En d’autres termes, la RBA est l’indice australien de la misère.
Annonçant mardi que la banque avait décidé de maintenir les taux d’intérêt stables, Bullock a insisté lors de sa conférence de presse pour avertir que si l’inflation ne ralentissait pas aussi rapidement que la banque le prévoit, alors les emprunteurs immobiliers du pays seraient frappés par une nouvelle hausse des taux.
Super, dites-vous. Encore plus de malheur.
Bullock a mis de côté le fait que le comité de politique monétaire de la banque avait décidé à l’unanimité de ne pas relever les taux.

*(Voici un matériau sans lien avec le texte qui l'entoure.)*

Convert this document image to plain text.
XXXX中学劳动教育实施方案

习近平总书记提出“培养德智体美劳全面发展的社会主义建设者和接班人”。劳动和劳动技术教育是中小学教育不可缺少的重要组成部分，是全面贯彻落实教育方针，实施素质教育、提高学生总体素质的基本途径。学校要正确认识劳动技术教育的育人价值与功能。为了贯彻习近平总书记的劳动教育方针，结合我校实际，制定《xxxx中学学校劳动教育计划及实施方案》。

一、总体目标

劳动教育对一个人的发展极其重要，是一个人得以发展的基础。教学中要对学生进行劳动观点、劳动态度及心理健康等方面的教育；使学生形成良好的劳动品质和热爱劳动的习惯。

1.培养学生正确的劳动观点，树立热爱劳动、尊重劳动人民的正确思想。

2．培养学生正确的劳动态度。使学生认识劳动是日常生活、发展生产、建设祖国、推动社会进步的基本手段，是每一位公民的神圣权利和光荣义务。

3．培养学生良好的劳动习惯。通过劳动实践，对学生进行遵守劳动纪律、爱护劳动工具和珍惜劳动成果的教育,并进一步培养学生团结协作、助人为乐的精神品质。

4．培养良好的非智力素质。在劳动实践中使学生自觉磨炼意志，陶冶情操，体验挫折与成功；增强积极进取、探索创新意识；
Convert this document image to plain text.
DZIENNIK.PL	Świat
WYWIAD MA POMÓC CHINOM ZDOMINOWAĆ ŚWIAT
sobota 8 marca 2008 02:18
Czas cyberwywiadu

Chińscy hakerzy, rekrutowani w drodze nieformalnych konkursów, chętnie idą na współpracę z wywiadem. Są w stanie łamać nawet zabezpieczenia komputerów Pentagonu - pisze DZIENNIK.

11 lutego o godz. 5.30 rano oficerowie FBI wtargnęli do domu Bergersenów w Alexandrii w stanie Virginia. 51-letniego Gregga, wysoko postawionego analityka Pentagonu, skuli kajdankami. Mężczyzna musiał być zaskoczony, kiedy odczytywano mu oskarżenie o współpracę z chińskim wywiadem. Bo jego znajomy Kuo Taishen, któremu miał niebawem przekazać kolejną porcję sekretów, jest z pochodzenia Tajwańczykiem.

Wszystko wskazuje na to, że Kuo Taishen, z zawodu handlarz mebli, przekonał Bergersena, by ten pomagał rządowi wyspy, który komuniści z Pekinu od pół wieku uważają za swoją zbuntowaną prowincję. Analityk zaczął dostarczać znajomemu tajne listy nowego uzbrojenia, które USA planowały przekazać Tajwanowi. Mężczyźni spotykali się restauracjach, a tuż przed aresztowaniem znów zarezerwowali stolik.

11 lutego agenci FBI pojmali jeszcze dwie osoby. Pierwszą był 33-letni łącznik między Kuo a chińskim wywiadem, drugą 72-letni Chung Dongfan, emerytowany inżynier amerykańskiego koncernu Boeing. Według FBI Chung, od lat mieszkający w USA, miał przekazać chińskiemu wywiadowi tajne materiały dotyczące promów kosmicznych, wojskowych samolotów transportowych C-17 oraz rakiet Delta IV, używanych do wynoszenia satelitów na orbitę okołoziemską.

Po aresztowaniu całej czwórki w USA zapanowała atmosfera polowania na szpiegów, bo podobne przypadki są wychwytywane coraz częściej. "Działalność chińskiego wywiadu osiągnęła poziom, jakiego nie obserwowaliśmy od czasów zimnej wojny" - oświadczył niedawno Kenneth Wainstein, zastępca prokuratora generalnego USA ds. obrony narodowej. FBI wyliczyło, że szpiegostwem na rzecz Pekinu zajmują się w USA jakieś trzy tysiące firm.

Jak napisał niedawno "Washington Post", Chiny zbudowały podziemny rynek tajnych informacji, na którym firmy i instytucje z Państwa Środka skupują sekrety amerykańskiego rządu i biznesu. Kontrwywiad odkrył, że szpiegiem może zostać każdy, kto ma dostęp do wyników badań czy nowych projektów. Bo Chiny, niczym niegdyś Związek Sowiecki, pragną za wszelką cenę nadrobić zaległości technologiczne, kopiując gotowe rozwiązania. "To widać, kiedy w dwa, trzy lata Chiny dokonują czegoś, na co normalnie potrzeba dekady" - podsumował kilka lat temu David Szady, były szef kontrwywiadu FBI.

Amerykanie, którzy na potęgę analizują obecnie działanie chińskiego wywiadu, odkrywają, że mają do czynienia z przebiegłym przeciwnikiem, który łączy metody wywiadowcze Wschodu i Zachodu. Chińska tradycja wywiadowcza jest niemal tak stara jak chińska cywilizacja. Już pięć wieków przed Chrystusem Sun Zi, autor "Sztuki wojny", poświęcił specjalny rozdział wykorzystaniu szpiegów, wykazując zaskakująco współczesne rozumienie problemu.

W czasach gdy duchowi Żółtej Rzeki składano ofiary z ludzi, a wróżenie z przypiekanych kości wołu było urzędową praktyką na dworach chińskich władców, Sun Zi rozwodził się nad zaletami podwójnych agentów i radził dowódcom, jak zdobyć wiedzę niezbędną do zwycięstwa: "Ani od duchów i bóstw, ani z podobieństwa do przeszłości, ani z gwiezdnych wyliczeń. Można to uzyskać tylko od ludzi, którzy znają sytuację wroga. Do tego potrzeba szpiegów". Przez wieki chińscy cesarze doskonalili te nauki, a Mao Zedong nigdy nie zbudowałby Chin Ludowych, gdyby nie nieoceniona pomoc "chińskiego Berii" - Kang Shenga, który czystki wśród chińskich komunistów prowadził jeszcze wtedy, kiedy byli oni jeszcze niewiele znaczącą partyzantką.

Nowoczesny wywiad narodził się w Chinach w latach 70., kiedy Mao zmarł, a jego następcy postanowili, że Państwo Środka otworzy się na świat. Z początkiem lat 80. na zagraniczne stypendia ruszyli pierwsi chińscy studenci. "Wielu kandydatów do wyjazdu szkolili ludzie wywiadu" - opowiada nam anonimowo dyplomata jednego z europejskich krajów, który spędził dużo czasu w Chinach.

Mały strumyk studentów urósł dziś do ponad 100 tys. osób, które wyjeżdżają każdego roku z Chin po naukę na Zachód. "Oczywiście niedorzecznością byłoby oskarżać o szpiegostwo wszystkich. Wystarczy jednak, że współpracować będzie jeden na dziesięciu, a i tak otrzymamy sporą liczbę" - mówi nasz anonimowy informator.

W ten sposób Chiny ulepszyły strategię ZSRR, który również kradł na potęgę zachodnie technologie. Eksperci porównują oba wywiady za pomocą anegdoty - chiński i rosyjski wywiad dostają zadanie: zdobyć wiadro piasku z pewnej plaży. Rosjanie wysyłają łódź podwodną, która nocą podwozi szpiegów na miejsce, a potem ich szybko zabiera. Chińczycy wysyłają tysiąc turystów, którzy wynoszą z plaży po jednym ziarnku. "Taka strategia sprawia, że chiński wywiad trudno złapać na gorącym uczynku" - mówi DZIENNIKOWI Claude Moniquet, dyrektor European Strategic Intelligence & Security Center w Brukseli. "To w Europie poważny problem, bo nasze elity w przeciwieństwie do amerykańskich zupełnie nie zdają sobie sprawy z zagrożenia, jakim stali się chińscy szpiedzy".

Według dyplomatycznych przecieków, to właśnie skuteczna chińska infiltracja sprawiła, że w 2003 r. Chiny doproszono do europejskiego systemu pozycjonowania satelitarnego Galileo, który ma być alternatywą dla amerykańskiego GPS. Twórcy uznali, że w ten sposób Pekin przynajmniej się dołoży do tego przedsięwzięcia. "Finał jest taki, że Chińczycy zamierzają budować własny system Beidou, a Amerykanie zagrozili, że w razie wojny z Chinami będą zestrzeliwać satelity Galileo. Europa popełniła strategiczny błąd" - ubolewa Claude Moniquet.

Il a également été peu fait référence à la façon dont les prévisions fraîchement formulées par la banque indiquaient toutes que l’économie perdait de sa vigueur inflationniste au cours des trois derniers mois.
Mais elle a noté que les trois précédentes hausses de taux de la banque n’ont pas encore pleinement affecté l’économie (ce qui peut prendre jusqu’à 18 mois) et qu’un ralentissement du marché immobilier serait susceptible de freiner les dépenses de consommation et l’investissement dans le logement, qui ont été une source clé d’inflation au cours des cinq dernières années.
Tout cela suggère qu’il faudra un certain temps avant que les Australiens commencent à se sentir beaucoup mieux dans leur peau.
Quelle misérable idée de terminer cette chronique.
Shane Wright est un correspondant économique principal.